A few Mentors weighed-in: there are friends we’re honest with – about our lives and about theirs; there are friends whose life orientation towards God is similar to ours, so we can pray together and share our struggles and joys of living as Christians; there are friends who’s words and actions teach us to love God and love our neighbors better. Is this what Augustine meant by “true friends”? Do we have such friends?
And the Lewis quote seemed like the opposite: is it possible that our friendships change us in ways which are imperceptible to us and harmful? Can friendships draw us away from the love of God and neighbor, without us noticing? The thought struck a chord with the group. As one youth noted, it’s like boiling a frog: toss a frog into boiling water and it jumps out, but put a frog in cold water, slowly turn up the heat, and the frog’s a goner. “That’s horrible,” said another youth! But that’s exactly what’s at stake! True friends nudge us along towards life (sometimes unaware); other friends draw us away from God (sometimes unaware). “Life and death” is no overstatement of what’s at stake in our friendships.

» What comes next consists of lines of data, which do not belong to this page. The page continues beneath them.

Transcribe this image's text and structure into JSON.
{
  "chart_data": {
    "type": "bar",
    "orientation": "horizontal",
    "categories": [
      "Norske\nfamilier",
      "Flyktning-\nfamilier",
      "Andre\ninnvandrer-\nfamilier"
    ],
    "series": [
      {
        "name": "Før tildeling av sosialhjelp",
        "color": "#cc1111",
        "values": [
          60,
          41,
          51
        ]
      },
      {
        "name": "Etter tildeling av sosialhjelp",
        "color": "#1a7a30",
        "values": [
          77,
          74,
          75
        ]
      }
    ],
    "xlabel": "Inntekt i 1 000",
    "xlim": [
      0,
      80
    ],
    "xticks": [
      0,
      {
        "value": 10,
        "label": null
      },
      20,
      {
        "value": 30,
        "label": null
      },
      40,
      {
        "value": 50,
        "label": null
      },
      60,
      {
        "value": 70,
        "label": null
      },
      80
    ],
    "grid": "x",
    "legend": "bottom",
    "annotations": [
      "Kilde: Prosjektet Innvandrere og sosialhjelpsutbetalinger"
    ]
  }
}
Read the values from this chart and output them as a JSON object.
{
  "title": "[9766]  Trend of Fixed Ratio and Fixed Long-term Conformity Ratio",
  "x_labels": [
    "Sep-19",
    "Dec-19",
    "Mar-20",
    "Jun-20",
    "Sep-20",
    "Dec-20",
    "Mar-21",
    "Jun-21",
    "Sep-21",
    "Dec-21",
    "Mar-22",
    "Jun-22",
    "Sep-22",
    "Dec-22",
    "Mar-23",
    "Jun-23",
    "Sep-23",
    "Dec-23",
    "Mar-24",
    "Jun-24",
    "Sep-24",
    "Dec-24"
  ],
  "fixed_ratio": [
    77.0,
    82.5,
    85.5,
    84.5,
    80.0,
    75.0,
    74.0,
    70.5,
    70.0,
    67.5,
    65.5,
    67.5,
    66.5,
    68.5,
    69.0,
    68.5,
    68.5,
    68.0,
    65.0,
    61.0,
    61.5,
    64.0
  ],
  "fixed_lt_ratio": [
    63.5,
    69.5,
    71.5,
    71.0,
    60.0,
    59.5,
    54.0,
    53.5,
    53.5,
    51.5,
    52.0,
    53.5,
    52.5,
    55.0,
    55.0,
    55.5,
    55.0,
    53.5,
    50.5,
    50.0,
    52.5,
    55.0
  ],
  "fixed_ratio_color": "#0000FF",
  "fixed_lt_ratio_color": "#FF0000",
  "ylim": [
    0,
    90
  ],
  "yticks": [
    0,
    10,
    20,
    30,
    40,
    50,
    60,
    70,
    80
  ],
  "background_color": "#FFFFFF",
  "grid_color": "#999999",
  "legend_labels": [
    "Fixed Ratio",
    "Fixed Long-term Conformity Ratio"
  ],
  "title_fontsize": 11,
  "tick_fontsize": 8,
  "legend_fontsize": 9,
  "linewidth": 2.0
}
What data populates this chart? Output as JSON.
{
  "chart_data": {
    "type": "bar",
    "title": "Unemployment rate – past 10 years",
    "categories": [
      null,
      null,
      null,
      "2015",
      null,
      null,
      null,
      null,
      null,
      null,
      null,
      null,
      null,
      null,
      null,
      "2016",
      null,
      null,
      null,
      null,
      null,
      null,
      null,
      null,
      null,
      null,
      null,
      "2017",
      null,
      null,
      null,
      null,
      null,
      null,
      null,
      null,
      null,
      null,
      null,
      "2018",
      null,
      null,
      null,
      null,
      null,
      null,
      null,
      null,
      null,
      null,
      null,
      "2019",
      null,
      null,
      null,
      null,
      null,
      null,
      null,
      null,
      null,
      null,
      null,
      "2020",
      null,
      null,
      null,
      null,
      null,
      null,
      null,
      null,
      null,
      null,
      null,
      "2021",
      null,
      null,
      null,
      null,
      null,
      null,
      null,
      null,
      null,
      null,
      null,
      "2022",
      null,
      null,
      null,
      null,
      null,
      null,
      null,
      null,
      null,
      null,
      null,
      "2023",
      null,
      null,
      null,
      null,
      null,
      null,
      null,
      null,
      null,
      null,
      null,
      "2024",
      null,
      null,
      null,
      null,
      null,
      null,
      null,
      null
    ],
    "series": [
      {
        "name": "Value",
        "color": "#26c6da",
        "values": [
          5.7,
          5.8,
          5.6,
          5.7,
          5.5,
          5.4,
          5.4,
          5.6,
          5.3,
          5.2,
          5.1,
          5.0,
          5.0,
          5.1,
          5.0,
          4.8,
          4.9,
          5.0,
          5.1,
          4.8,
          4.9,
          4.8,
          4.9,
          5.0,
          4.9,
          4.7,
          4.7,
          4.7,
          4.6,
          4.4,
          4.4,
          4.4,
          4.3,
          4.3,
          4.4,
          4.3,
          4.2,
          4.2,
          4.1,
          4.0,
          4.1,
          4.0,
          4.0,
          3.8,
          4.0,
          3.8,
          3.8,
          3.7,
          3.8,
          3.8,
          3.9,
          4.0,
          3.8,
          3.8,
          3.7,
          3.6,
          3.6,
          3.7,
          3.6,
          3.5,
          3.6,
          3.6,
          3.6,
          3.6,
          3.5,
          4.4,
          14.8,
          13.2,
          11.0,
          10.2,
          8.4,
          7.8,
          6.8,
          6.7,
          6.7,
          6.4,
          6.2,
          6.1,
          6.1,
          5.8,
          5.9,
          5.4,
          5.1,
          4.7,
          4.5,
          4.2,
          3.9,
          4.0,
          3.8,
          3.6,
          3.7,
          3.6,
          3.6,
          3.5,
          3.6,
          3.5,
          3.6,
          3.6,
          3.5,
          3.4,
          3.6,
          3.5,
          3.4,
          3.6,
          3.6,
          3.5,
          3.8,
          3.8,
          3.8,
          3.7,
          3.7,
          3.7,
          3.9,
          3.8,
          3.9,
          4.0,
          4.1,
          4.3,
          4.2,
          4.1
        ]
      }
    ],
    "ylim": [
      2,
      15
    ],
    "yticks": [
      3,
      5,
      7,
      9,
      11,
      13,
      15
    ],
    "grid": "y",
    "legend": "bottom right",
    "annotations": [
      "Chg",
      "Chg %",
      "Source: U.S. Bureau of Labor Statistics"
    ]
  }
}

And this is why EYC’s tagline is “real life, real friends.” It’s not just a succinct, clever, or hip phrase. It’s descriptive of what we’re up to at EYC. Not just “community” for the sake of “community,” or friends for the sake friends. But friendships which orient us to God – that teach us to love God and our neighbor.
So, pray for us, pray with us, and perhaps even join us in this common pursuit of “real life, real friends.”